I'm sorry if I gave anyone the wrong idea, no-one tests, or question my mum. (Other than social worker, grrr).
We might ask if she'd like the chocolate or sweets we brought, (which she throws into her cup of tea or similar haha, as she's not sure what they are, or what to do with them anymore), but it's mainly just things like when the staff say, oh look your daughter is here to see you, my mum looks very confused because she doesn't know she has children etc.

I know I shouldn't have consulted doctor Google, but we were left nearly 2 years during lockdown, awaiting a formal test, without any help, or advice, so I had to do something, as we were floundering to care for her, to be honest.

We do try to live for the moment and try to make my Mum happy, but it's getting harder and harder.
Helpingpeggy, unfortunately she's no interest in crafts, puzzles, magazines, or much at all. Other than watching folk, she's not very interested in us, or anything really and is mostly glued to her chair, or bed and doesn't want to be moved from them. The staff are struggling to get her on little trips now, when previously she enjoyed going out.
To be fair she is very tired a lot though now and can only shuffle walk, which probably doesn't help with walking on the trips.
I really want to spend quality time with my Mum though, but it's getting so difficult.
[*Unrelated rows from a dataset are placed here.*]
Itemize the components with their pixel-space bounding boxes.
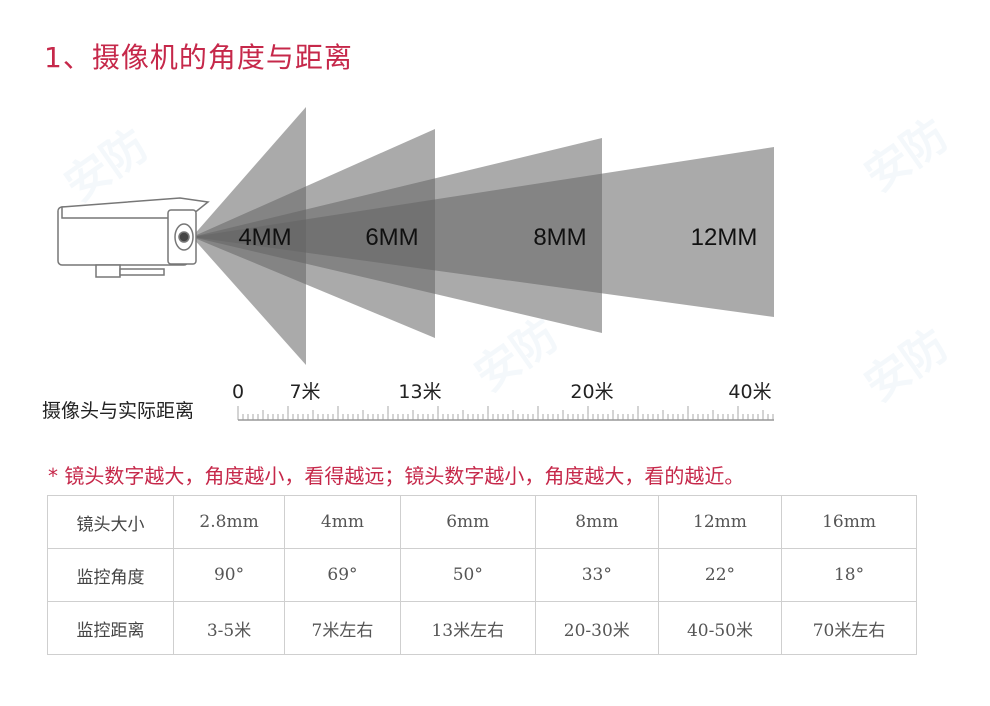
table-cell: 16mm [781, 495, 917, 549]
beam-label-8mm: 8MM [533, 224, 586, 251]
ruler-label-13m: 13米 [398, 381, 441, 403]
ruler-title: 摄像头与实际距离 [42, 400, 195, 422]
table-cell: 2.8mm [172, 495, 286, 549]
table-cell: 6mm [399, 495, 536, 549]
table-cell: 33° [534, 548, 659, 602]
beam-6mm [192, 129, 435, 338]
table-cell: 7米左右 [284, 601, 401, 655]
row-header: 镜头大小 [47, 495, 174, 549]
distance-ruler: 0 7米 13米 20米 40米 [232, 381, 774, 421]
table-cell: 40-50米 [657, 601, 783, 655]
table-row: 监控角度 90° 69° 50° 33° 22° 18° [47, 548, 917, 602]
ruler-label-0: 0 [232, 381, 244, 403]
table-cell: 70米左右 [781, 601, 917, 655]
table-cell: 20-30米 [534, 601, 659, 655]
table-row: 监控距离 3-5米 7米左右 13米左右 20-30米 40-50米 70米左右 [47, 601, 917, 655]
table-row: 镜头大小 2.8mm 4mm 6mm 8mm 12mm 16mm [47, 495, 917, 549]
ruler-label-20m: 20米 [570, 381, 613, 403]
row-header: 监控距离 [47, 601, 174, 655]
table-cell: 22° [657, 548, 783, 602]
table-cell: 4mm [284, 495, 401, 549]
camera-icon [57, 197, 210, 278]
table-cell: 18° [781, 548, 917, 602]
table-cell: 13米左右 [399, 601, 536, 655]
ruler-label-7m: 7米 [289, 381, 320, 403]
beam-label-12mm: 12MM [691, 224, 758, 251]
table-cell: 50° [399, 548, 536, 602]
row-header: 监控角度 [47, 548, 174, 602]
beam-label-4mm: 4MM [238, 224, 291, 251]
table-cell: 12mm [657, 495, 783, 549]
table-cell: 69° [284, 548, 401, 602]
lens-angle-diagram: 4MM 6MM 8MM 12MM [57, 107, 774, 365]
page-title: 1、摄像机的角度与距离 [44, 41, 353, 74]
beam-4mm [192, 107, 306, 365]
lens-note: * 镜头数字越大，角度越小，看得越远；镜头数字越小，角度越大，看的越近。 [48, 464, 745, 488]
ruler-minor-ticks [237, 406, 774, 420]
table-cell: 3-5米 [172, 601, 286, 655]
table-cell: 90° [172, 548, 286, 602]
beam-label-6mm: 6MM [365, 224, 418, 251]
ruler-label-40m: 40米 [728, 381, 771, 403]
lens-spec-table: 镜头大小 2.8mm 4mm 6mm 8mm 12mm 16mm 监控角度 90° 69° 50° 3… [47, 495, 917, 655]
table-cell: 8mm [534, 495, 659, 549]
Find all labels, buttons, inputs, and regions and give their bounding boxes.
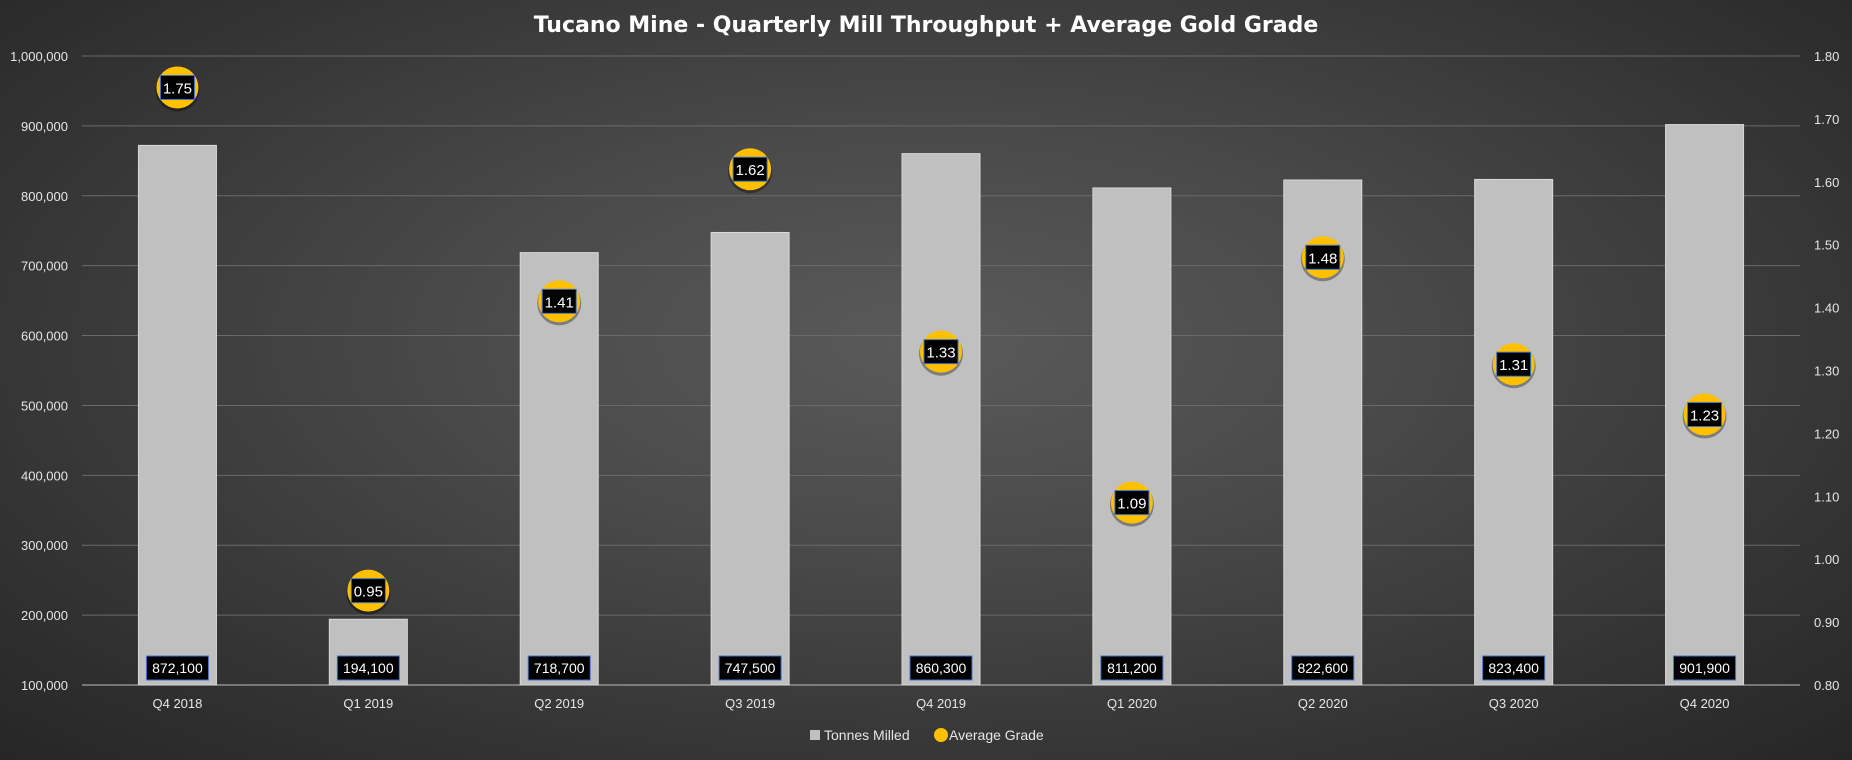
grade-value-label-box [923, 339, 959, 365]
legend-swatch-tonnes-milled [810, 730, 820, 740]
grade-value-label-box [1114, 490, 1150, 516]
category-label: Q2 2019 [534, 696, 584, 711]
right-tick-label: 0.80 [1814, 678, 1839, 693]
category-label: Q3 2019 [725, 696, 775, 711]
grade-value-label: 0.95 [354, 584, 383, 601]
grade-value-label: 1.09 [1117, 496, 1146, 513]
bar-value-label-box [1482, 655, 1546, 681]
right-tick-label: 1.30 [1814, 364, 1839, 379]
bar-value-label: 823,400 [1488, 660, 1539, 676]
right-tick-label: 1.70 [1814, 112, 1839, 127]
legend: Tonnes Milled Average Grade [810, 727, 1044, 743]
bar-value-label: 822,600 [1297, 660, 1348, 676]
bar-value-label-box [1100, 655, 1164, 681]
category-label: Q4 2020 [1680, 696, 1730, 711]
legend-label-average-grade: Average Grade [949, 727, 1044, 743]
grade-value-label-box [732, 156, 768, 182]
grade-value-label: 1.41 [545, 294, 574, 311]
bars-layer [137, 124, 1745, 686]
right-tick-label: 1.10 [1814, 489, 1839, 504]
markers-layer: 1.75 0.95 1.41 1.62 1.33 1.09 1.48 1.31 1.23 [155, 66, 1727, 615]
bar-value-label-box [527, 655, 591, 681]
left-tick-label: 600,000 [21, 329, 68, 344]
bar-value-label-box [1673, 655, 1737, 681]
grade-value-label-box [350, 578, 386, 604]
bar-value-label-box [1291, 655, 1355, 681]
grade-value-label-box [159, 74, 195, 100]
grade-value-label: 1.23 [1690, 408, 1719, 425]
category-label: Q4 2019 [916, 696, 966, 711]
bar-tonnes-milled [137, 144, 217, 686]
category-label: Q1 2019 [343, 696, 393, 711]
right-tick-label: 1.50 [1814, 238, 1839, 253]
grade-value-label-box [1687, 402, 1723, 428]
left-tick-label: 100,000 [21, 678, 68, 693]
bar-tonnes-milled [1092, 187, 1172, 686]
left-tick-label: 900,000 [21, 119, 68, 134]
right-tick-label: 1.20 [1814, 426, 1839, 441]
bar-tonnes-milled [1474, 178, 1554, 686]
bar-value-label-box [145, 655, 209, 681]
category-label: Q4 2018 [153, 696, 203, 711]
left-tick-label: 800,000 [21, 189, 68, 204]
grade-value-label: 1.75 [163, 80, 192, 97]
bar-tonnes-milled [901, 153, 981, 686]
right-tick-label: 1.60 [1814, 175, 1839, 190]
grade-value-label-box [1305, 244, 1341, 270]
bar-value-label-box [718, 655, 782, 681]
bar-tonnes-milled [519, 252, 599, 686]
bar-tonnes-milled [710, 231, 790, 686]
category-label: Q2 2020 [1298, 696, 1348, 711]
bar-labels-layer: 872,100 194,100 718,700 747,500 860,300 811,2… [145, 655, 1737, 681]
left-axis: 100,000 200,000 300,000 400,000 500,000 600,0… [10, 49, 68, 693]
left-tick-label: 700,000 [21, 259, 68, 274]
bar-value-label: 811,200 [1107, 660, 1157, 676]
left-tick-label: 200,000 [21, 608, 68, 623]
left-tick-label: 500,000 [21, 398, 68, 413]
grade-value-label: 1.31 [1499, 357, 1528, 374]
chart-title: Tucano Mine - Quarterly Mill Throughput … [534, 13, 1319, 38]
category-label: Q3 2020 [1489, 696, 1539, 711]
right-tick-label: 0.90 [1814, 615, 1839, 630]
grade-value-label-box [1496, 351, 1532, 377]
bar-value-label-box [336, 655, 400, 681]
category-label: Q1 2020 [1107, 696, 1157, 711]
grade-value-label-box [541, 288, 577, 314]
right-tick-label: 1.40 [1814, 301, 1839, 316]
bar-value-label: 860,300 [916, 660, 967, 676]
left-tick-label: 300,000 [21, 538, 68, 553]
bar-value-label: 872,100 [152, 660, 203, 676]
bar-value-label: 718,700 [534, 660, 585, 676]
category-axis: Q4 2018 Q1 2019 Q2 2019 Q3 2019 Q4 2019 Q1 20… [153, 696, 1730, 711]
left-tick-label: 400,000 [21, 468, 68, 483]
right-tick-label: 1.00 [1814, 552, 1839, 567]
left-tick-label: 1,000,000 [10, 49, 68, 64]
legend-marker-average-grade [934, 728, 948, 742]
bar-value-label: 747,500 [725, 660, 776, 676]
right-tick-label: 1.80 [1814, 49, 1839, 64]
grade-value-label: 1.62 [736, 162, 765, 179]
bar-value-label: 901,900 [1679, 660, 1730, 676]
legend-label-tonnes-milled: Tonnes Milled [824, 727, 910, 743]
right-axis: 0.80 0.90 1.00 1.10 1.20 1.30 1.40 1.50 1.60 1.70… [1814, 49, 1839, 693]
grade-value-label: 1.33 [926, 345, 955, 362]
bar-value-label: 194,100 [343, 660, 394, 676]
bar-value-label-box [909, 655, 973, 681]
grade-value-label: 1.48 [1308, 250, 1337, 267]
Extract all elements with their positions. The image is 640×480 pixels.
I'm not sure if those late stages are coming soon, in one way it would be a relief if they were, because my mum always said don't let me live like that, when my grandmother had Alzheimer's. So I'm wracked with guilt that she's living what was her worst nightmare.
On the other hand, I desperately don't want to be without my Mum, and I get so upset at each decline, it's ripping my heart out, but I am consoled that she is oblivious and as happy as she can be.
Sherwoodsue, my mum has basically had 1 scan and a memory test, nothing else not even medication, nor any further interactions with a consultant. I think due to the lockdowns, she was too late being tested amto start any meds. 😭, so we're not really sure if it's definitely what they first diagnosed or not.
2ndAlto, I'm so sorry, it must be extremely sad to see your other half decline. Isn't it strange that he recognised your sons voice, I find dementia so confusing, my mum doesn't recognised us as her children, yet bizarrely one day she said, oh hello xxxx, to my husband, who she hasn't known for the past 2 years+.
Mcsuffolk, wow our Mum's sound very similar and I do take comfort in having someone to talk to and be reassured that my mum's symptoms are just part of the pathway, thank you.
Thank you Granny G, and
Angel55, aww I'm just the same, I am happy and consoled that she isn't unhappy, or distressed.

Sending hugs to you all xx

 

[Grannie G]

I really want to spend quality time with my Mum though, but it's getting so difficult.

All you need to do is sit with your mother and hold her hand. She’ll be comforted by your presence.